Lawyers and expert witnesses should consider pleading (subject to having reasonable grounds) a contravention of the civil penalty provisions under the Act and an order of compensation as a remedy, thus triggering s1317H of the Act.  

Section 1317H of the Act empowers the court to order a person who has contravened to compensate those who have suffered loss or damage due to that contravention. It is worth looking at the words used in s1317H(1) and s1317H(2) of the Act which are:

"Compensation for damage suffered

 (1) A Court may order a person to compensate a corporation, registered scheme or notified foreign passport fund for damage suffered by the corporation, scheme or fund if:

 (a) the person has contravened a corporation/scheme civil penalty provision in relation to the corporation, scheme or fund; and

 (b) the damage resulted from the contravention.
The order must specify the amount of the compensation.
Note: An order may be made under this subsection whether or not a declaration of contravention has been made under section 1317E.

Damage includes profits

 (2) In determining the damage suffered by the corporation, scheme or fund for the purposes of making a compensation order, include profits made by any person resulting from the contravention or the offence." 

[underlining above reflects author’s emphasis]

Two useful features to consider in relation to any compensation sought under s1317H for contravention of the civil penalty provisions are: a) damage (for loss of profit) means something different to value; and b) the potential for defendants to be held joint and severally liable to pay compensation.

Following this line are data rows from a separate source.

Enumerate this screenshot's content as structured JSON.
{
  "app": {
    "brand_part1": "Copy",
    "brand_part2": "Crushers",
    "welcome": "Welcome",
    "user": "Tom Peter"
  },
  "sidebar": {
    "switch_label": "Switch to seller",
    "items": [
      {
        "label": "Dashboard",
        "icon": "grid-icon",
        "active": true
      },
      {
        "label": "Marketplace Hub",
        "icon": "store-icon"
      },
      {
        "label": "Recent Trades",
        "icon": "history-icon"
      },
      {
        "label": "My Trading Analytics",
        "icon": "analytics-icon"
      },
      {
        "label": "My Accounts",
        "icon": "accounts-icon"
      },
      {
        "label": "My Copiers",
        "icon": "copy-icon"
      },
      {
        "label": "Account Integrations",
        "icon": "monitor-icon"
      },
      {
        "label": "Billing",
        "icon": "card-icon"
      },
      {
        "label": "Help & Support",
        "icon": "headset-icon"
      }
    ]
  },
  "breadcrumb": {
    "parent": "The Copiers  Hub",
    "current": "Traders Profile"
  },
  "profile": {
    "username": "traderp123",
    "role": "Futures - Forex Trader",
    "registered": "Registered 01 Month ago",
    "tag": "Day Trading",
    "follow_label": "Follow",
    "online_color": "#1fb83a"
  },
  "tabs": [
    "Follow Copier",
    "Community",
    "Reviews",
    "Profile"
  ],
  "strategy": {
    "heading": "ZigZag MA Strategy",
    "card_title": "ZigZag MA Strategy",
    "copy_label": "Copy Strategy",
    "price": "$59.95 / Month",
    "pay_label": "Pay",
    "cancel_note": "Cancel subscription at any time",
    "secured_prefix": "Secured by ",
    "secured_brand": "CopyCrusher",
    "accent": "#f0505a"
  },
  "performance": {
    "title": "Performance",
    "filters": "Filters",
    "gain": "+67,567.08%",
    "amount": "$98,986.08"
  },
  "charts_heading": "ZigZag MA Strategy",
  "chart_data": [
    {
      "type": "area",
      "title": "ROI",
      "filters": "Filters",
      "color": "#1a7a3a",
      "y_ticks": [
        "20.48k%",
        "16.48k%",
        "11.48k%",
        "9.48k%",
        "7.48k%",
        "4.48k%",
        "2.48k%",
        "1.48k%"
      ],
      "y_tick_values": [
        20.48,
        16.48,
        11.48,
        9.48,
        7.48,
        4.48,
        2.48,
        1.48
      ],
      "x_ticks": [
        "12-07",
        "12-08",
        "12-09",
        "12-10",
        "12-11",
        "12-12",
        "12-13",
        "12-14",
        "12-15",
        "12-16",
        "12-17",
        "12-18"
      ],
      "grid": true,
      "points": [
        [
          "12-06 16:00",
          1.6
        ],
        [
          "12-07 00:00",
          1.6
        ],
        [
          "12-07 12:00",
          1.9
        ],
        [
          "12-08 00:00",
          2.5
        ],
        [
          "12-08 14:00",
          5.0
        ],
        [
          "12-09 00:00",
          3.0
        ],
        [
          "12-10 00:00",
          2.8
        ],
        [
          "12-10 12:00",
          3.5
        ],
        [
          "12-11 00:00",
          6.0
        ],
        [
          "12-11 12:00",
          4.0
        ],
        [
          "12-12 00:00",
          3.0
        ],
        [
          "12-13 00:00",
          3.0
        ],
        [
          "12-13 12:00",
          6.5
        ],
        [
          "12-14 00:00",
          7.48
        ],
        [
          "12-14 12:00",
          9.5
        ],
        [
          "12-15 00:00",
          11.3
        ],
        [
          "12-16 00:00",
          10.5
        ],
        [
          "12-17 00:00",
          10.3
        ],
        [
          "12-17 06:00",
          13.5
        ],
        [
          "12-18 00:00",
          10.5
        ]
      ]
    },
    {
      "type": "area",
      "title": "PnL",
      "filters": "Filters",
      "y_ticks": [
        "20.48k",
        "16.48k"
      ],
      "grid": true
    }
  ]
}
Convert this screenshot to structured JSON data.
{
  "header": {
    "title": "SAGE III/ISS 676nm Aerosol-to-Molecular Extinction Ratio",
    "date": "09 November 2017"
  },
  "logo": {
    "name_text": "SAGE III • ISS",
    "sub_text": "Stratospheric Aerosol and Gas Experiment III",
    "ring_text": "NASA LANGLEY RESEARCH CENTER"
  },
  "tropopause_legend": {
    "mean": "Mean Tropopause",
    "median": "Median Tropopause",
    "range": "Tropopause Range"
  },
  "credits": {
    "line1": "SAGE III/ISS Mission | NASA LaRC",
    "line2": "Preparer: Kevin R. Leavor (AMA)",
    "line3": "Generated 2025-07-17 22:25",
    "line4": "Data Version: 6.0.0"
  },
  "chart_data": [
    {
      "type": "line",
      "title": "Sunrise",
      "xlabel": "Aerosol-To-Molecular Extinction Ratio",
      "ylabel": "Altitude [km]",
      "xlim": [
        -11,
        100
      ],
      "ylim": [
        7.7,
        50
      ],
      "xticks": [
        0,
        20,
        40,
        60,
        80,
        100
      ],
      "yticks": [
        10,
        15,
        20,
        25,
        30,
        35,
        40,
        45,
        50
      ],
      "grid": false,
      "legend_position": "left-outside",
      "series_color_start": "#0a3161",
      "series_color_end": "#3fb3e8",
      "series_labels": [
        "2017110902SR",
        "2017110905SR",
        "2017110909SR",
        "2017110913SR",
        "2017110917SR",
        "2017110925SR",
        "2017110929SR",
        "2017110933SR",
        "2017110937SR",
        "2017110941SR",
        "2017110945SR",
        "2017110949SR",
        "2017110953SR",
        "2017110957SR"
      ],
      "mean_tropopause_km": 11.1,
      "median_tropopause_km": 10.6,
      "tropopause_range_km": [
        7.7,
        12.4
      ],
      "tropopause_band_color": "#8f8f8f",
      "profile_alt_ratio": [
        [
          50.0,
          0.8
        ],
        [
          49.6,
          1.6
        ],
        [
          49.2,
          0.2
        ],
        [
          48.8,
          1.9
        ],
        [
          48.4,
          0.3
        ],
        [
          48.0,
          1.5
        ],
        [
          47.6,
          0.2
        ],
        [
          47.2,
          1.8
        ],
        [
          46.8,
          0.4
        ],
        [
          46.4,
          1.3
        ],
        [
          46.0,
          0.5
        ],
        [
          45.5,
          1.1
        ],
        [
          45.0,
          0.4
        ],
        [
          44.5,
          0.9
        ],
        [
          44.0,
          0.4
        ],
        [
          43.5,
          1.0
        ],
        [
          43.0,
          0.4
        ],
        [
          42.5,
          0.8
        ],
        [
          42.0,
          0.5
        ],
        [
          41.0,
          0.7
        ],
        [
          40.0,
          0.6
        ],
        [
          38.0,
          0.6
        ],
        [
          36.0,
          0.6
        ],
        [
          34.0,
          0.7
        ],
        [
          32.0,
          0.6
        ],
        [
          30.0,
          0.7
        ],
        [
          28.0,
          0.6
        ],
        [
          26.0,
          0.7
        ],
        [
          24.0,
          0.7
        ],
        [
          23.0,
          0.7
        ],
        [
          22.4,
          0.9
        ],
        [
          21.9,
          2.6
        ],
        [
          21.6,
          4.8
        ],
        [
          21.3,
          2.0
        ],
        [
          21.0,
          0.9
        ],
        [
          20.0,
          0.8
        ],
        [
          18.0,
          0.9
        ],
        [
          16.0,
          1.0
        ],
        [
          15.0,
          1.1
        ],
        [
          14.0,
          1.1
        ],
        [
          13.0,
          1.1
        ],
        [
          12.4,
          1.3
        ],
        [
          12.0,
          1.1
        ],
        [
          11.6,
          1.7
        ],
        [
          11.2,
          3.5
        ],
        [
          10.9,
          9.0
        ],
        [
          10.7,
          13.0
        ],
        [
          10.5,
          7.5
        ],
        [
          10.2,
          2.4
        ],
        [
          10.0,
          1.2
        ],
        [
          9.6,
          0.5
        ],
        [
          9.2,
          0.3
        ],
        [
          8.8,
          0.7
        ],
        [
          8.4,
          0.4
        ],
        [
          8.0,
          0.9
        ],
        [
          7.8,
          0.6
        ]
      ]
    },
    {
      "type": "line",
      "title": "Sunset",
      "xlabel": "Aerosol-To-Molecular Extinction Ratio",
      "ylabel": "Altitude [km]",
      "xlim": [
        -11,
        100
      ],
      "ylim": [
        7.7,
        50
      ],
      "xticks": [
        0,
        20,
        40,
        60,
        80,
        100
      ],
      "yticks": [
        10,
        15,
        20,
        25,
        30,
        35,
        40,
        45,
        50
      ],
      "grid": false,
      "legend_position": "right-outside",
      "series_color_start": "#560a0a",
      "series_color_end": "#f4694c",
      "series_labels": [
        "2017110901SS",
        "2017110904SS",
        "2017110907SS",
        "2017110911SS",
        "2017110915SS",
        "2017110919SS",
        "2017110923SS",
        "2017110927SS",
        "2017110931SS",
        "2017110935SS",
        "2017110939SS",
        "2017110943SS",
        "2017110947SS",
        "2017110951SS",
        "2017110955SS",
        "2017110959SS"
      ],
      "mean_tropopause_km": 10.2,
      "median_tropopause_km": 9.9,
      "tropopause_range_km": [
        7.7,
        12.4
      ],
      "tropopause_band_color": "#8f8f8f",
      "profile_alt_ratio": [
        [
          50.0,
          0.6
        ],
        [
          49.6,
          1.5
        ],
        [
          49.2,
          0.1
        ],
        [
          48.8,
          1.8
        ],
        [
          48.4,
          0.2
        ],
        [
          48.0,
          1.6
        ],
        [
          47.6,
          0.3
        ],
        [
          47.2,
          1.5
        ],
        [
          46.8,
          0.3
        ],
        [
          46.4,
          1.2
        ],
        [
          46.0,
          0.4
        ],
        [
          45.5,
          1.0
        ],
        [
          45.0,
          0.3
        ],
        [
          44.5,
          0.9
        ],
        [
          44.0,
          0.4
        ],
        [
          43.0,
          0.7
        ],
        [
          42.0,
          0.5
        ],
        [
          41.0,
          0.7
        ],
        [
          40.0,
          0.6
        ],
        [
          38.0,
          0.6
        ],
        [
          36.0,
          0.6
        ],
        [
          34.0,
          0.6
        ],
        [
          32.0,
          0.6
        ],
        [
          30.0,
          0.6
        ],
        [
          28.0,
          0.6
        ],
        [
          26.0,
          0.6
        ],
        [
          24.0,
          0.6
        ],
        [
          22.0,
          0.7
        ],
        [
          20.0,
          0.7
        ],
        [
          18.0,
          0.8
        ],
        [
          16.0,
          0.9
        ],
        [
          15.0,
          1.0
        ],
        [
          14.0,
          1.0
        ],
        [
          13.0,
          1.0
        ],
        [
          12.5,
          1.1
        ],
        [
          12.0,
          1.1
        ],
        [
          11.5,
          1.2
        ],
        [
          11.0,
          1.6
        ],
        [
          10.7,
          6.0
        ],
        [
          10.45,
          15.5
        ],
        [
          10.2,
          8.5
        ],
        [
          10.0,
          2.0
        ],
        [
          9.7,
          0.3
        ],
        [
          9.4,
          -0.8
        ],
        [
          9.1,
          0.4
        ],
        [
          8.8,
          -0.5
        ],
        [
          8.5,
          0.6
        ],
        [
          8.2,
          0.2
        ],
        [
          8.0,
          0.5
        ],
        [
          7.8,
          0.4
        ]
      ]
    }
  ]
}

'Damage' is more nuanced than pure valuation work

While an assessment of loss profits and an assessment of value involve similar methods and processes required to be undertaken by an expert witness in court proceedings to quantify the output, the former may include direct financial losses and could extend to consequential losses that are a direct result of the contravention. 
 
In matters concerning the quantum of compensation, the forensic accountant who has been retained to act as an expert witness in court proceedings, will typically consider a financial scenario that assumes the pleaded contravention of the civil penalty provisions, had not occurred, as part of the quantification exercise. This may be referred to as the ‘but-for’ test that applies in many claims for damages in tort.  

It seems Australian courts are prepared to unwind the effects of the oppressive conduct to determine value, as it did in the Rankine matter, however, an expert witness tasked to opine on value should be mindful of whether the opinion on the value of the asset at a particular point in time is likely to be affected by the alleged oppressive conduct and if so, how this alleged oppressive conduct can be quantified and attempt to quantify it, assuming it can be done with the evidence made available to the expert and other documents to be obtained.

An exercise to quantify compensation under s1317H of the Act may require assessing the loss by looking back from the present date, which may be referred to as adopting an ‘ex-post approach’. This can be contrasted with an a pure ‘valuation’ exercise, which typically requires an assessment of value at a particular date, having regarding only to those known facts or knowable facts that could be obtained through reasonable due diligence, at the relevant valuation date. A pure valuation exercise involving the value of an asset at a historical point in time may be referred to as adopting an ‘ex-ante approach’, where the benefit of hindsight should be ignored.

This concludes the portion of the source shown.